We are almost ready to run our Terraform configuration, but we still need to define a value for this variables. Terraform has a few ways of passing the value of this variables when you finally apply your configurations, I personally liked the file option.

Create a file called terraform.tfvars:

vi terraform.tfvars

Add the follow contents

do_token = "<your_digital_ocean_personal_token>"
pub_key = "/Users/<user>/.ssh/id_rsa.pub"
pvt_key = "/Users/<user>/.ssh/id_rsa"
ssh_fingerprint = "<your_ssh_fingerprint>"
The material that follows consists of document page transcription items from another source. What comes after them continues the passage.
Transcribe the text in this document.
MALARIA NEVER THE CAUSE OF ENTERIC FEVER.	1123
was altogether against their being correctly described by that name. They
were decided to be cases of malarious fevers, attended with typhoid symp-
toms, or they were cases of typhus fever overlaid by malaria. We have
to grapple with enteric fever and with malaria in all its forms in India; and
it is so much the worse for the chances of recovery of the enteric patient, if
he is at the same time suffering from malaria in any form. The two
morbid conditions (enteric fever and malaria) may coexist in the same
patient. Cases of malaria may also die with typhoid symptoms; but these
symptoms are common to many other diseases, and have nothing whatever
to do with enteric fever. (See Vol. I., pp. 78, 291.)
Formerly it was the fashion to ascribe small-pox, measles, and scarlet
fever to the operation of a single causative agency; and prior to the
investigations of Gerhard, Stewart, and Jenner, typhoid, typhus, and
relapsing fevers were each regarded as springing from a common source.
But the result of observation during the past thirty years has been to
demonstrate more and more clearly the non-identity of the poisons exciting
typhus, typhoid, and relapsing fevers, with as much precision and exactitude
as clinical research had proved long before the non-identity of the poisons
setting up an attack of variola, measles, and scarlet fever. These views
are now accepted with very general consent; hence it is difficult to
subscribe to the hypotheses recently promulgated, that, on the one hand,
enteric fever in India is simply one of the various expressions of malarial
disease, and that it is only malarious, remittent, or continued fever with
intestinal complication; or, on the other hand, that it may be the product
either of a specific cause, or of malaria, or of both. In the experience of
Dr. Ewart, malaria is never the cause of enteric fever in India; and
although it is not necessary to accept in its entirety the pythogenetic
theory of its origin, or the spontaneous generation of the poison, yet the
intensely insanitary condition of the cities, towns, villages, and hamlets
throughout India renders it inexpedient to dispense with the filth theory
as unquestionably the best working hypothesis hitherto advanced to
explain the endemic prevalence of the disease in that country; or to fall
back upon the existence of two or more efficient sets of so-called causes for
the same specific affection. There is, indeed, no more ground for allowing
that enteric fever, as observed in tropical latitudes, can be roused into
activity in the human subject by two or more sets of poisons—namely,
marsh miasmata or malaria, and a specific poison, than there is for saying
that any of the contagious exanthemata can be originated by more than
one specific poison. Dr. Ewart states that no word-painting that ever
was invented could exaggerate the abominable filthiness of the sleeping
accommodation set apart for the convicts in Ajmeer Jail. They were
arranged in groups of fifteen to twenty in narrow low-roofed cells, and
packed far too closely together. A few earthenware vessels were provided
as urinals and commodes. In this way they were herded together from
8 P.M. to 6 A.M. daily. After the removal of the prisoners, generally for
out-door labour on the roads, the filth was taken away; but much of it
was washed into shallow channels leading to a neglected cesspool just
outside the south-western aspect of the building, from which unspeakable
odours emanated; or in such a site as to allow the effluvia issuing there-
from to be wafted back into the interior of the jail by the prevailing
Warning: If you are going to version control your Terraform Configuration Project, you should add this file to .gitignore, since it contains personal sensitive information.

Reviewing you Plan

Run:

terraform plan

It will output something like this:

+ digitalocean_droplet.example_mydomain
    image:                "" => "ubuntu-14-04-x64"
    ipv4_address:         "" => "<computed>"
    ipv4_address_private: "" => "<computed>"
    ipv6_address:         "" => "<computed>"
    ipv6_address_private: "" => "<computed>"
    locked:               "" => "<computed>"
    name:                 "" => "example.jumlabs.com"
    private_networking:   "" => "1"
    region:               "" => "nyc2"
    size:                 "" => "512mb"
    ssh_keys.#:           "" => "1"
    ssh_keys.0:           "" => "e7:42:16:d7:e5:a0:43:23:82:7d:a3:59:cf:9e:92:f3"
    status:               "" => "<computed>"

+ digitalocean_record.A-example
    domain:   "" => "mydomain.com"
    name:     "" => "example"
    port:     "" => "<computed>"
    priority: "" => "<computed>"
    type:     "" => "A"
    value:    "" => "${digitalocean_droplet.example_mydomain.ipv4_address}"
    weight:   "" => "<computed>"


Plan: 2 to add, 0 to change, 0 to destroy.

It basically describes the actions Terraform will take at the time you actually apply it. If you have used git, you can think of this as a ‘git status’, something you might like to run before «committing» your changes.

Applying Your Configuration

So we are ready to actually create our resources.

Run:

terraform apply

Now yo can go a grab a cup of coffee while terraform applies your configuration.

At the end it will output something like this:

digitalocean_droplet.example_jumlabs:
  id = <some_id>
  image = ubuntu-14-04-x64
  ipv4_address = <generated_ip>
  ipv4_address_private = <generated_ip_address>
  locked = false
  name = example.mydomain.com
  private_networking = true
  region = nyc2
  size = 512mb
  ssh_keys.# = 1
  ssh_keys.0 = <key_fingerprint>>
  status = active
digitalocean_record.A-example:
  id = <some_id>
  domain = mydomain.com
  name = example
  port = 0
  priority = 0
  type = A
  value = <some_ip>
  weight = 0

Note: Remember that DigitalOcean might charge you for the time this resources are alive. If you don’t want to keep them you can

run:

terraform destroy

Terraform vs Ansible/Chef/Puppet

There’s actually a difference between Terraform and provisioning tools such Ansible. Terraform allows you to define your infrastructure resources, you still need something to provision those resources, in that case you can use something like Ansible to do that Job.

Conclusion

Terraform is a tool for defining and manage infrastructure resources for several providers, from physical servers to the cloud. This allows easily reproduce common definitions to scale your infrastructure at will. You still need provisioning tools such Ansible to provision your servers.

I’ll write post about provisioning with Ansible later. Wait for it!!